Como siempre, Cross se sintió rodeado por una atmósfera sagrada. La encantadora niña parecía una copia de un hermoso lienzo al que le faltara el alma del artista, como si su cuerpo se hubiera vaciado para que únicamente lo pudiera llenar la presencia de Dios

Ya había oscurecido cuando regresaron al hotel. Bethany caminaba entre los dos. En determinado momento la cogieron por las manos y la levantaron en el aire. Por un instante pareció que a la niña le gustaba, hasta tal punto que pasaron de largo al llegar a la entrada del hotel.

Fue entonces cuando Cross experimentó exactamente la misma sensación de felicidad que había sentido durante el almuerzo en el bosque. Todo consistía en estar los tres juntos, cogidos de la mano. Se llenó de asombro y horror ante aquella muestra de sentimentalismo.

Al final volvieron al hotel. Tras haber acostado a Bethany, Athena regresó a la sala de estar de la suite, donde Cross la estaba esperando. Se sentaron el uno al lado del otro en el sofá lavanda, cogidos de la mano.

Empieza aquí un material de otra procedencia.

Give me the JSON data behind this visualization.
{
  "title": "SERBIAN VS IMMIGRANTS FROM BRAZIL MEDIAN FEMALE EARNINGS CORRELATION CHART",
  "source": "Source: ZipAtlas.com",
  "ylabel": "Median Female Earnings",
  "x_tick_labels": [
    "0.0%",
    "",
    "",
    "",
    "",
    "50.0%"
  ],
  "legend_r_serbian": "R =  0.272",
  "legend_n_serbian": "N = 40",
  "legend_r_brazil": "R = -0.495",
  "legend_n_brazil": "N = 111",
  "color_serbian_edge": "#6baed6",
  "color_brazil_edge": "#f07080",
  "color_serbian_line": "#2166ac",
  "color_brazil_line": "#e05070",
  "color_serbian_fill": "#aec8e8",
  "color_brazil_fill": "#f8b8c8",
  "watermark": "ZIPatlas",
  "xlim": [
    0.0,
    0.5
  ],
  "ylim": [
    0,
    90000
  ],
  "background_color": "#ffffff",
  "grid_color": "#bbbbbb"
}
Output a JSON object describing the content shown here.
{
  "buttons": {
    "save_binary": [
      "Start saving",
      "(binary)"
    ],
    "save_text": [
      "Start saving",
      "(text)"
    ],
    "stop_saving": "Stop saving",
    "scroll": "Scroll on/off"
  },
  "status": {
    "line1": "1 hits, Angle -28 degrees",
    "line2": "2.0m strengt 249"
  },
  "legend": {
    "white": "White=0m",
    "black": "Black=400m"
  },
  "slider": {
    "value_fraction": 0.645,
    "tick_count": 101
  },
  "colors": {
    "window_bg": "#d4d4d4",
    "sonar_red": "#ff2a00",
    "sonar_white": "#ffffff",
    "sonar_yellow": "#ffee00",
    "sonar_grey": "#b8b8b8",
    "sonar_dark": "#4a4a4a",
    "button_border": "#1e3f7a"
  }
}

—Amantes en París —dijo Athena sonriendo, y ni siquiera hemos tenido ocasión de dormir juntos en una cama francesa.

—¿Te preocupa dejar a Bethany aquí? —preguntó Cross.

—No —contestó Athena. No nos echará de menos.

—Cinco años es mucho tiempo —dijo Cross. ¿Estás dispuesta a renunciar a cinco años de profesión?

Athena se levantó y empezó a pasear por la estancia.

—Me enorgullezco de poder prescindir de mi trabajo de actriz. Cuando era pequeña soñaba con ser una gran heroína, María Antonieta dirigiéndome a la guillotina, Juana de Arco consumiéndose en la hoguera, María Curie salvando a la humanidad de algún desastre. Y por supuesto, lo más ridículo que puede haber; dejarlo todo por el amor de un gran hombre. Soñaba con vivir una existencia heroica y estaba segura de que sería pura de alma y de cuerpo y que iría al cielo. Aborrecía la idea de asumir compromisos, especialmente a cambio de dinero. Había tomado la firme decisión de no hacer jamás el menor daño a ningún ser humano en ninguna circunstancia. Todo el mundo me querría, incluida yo misma. Sabía que era lista, todo el mundo me decía que era guapa y había demostrado no sólo que era competente sino también que tenía talento. ¿Y qué hice? Me enamoré de Boz Skannet. Me acostaba con los hombres no por deseo sino para favorecer mi carrera. Di la vida a un ser humano que a lo mejor nunca me querrá ni querrá a nadie. Después maniobré hábilmente, exigiendo el asesinato de mi marido. Pregunté sin demasiado disimulo quién accedería a eliminar a aquel marido que tanto me molestaba. Apretó la mano de Cross con la suya. Te lo agradezco de corazón.